Thursday, January 13, 2011

Short Review of The Final Solution by Michael Chabon

Michael Chabon is an unapologetic nerd, which is one of the things that makes his work so likeable to me. He wins a Pulitzer Prize for a piece of historical fiction about two friends during the golden age of comics, and follows that audacious victory by writing a piece of Sherlock Holmes fan fiction that's barely long enough to be called a novel. So he publishes it as "A Story of Detection."

Unfortunately, it doesn't work for me. Chabon's gift for long, eloquently crafted sentences and his prediliction for shifting perspectives get in the way of an otherwise great little yarn.

I never expect sparse prose from Chabon, nor do I think a short story can't sustain stylistic flair, but as a subjective reader, I feel the story slipping away from me.

There are reasons for the rules that govern genre fiction. Generally, if you write a detective story, it is best to use first person or, at the very least, to limit the perspective to one main character. This creates a sense of immediacy, a feeling of immersion, and a focus that you need for that edge-of-the-seat effect and that sense of epiphany at the solution.

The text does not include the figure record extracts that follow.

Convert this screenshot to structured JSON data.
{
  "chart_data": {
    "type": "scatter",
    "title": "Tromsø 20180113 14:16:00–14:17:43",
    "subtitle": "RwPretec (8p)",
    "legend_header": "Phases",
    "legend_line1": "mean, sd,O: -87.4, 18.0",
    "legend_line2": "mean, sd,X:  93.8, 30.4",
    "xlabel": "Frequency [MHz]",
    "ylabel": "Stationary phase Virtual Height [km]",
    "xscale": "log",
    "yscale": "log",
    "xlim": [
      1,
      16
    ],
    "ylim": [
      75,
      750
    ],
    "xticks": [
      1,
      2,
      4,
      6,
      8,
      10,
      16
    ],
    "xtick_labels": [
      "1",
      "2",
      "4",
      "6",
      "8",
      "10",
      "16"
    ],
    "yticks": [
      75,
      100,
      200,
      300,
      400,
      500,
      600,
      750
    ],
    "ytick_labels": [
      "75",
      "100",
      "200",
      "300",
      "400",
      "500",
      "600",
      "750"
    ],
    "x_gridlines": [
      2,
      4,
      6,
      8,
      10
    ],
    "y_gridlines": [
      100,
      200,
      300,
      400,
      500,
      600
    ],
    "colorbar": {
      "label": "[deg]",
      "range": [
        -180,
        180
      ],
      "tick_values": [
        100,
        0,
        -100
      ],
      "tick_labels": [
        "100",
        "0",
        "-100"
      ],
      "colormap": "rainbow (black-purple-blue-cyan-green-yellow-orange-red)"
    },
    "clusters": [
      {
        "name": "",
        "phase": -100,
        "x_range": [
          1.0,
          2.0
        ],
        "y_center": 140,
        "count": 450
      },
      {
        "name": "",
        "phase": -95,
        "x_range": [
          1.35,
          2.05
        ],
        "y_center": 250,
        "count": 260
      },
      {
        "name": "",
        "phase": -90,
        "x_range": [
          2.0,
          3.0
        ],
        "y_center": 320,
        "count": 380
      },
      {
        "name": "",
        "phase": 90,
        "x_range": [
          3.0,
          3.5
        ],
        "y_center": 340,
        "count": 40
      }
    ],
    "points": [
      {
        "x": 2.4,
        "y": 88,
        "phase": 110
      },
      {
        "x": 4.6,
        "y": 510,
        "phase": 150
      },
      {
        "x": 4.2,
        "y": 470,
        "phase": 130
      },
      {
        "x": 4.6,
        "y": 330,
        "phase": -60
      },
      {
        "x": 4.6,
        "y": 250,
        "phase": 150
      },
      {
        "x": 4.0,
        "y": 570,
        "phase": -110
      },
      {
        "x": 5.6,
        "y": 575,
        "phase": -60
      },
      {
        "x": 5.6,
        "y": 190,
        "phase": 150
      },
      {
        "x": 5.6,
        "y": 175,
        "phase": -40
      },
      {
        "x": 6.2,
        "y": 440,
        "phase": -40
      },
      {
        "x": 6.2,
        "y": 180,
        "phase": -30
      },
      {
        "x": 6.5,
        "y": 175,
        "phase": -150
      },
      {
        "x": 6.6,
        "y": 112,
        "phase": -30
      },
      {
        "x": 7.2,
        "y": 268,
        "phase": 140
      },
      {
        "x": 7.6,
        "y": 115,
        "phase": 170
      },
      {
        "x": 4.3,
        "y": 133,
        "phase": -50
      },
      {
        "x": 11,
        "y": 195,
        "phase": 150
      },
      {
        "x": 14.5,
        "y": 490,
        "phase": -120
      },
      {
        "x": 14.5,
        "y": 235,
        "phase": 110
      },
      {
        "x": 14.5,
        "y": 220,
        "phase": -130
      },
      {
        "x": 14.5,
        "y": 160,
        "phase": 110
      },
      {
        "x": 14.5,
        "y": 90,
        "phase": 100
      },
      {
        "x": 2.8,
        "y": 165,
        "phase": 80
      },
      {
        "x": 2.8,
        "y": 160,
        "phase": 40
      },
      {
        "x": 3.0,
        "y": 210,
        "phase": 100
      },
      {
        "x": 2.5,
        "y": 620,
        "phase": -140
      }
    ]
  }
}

Chabon's changes in perspective bother me. Each one happens quickly, without warning, and they do not remain in play long enough to engage me. I feel that the climax loses its gravity because of one such change. Just as I adjust to the inside of the head of an unconventional character, the section ends, the tension releases, and the story is over before I have a chance to care.

There's also a reason I typically see short sentences in detective stories. Detectives are fact-oriented. The emotional and artistic movements of a detective story usually flow from an interest in the facts. While this is another rule that can be well-broken, The Final Solution suffers for it, at least in the heart of this reader. Long sentences seem wasteful, excessive, and distracting. The facts and bits of information that are so central to the solution of a story get fluffed, obscured, and blunted by long sentences.

That Chabon is the master of the sentence, and a powerful storyteller, remains clear to me. I just feel that The Final Solution broke rules to its own detriment, where Chabon's other work seems to benefit from the same gestures. So I won't say The Final Solution wasn't a good book. All I can say is that, as a reader and fan, it didn't work for me.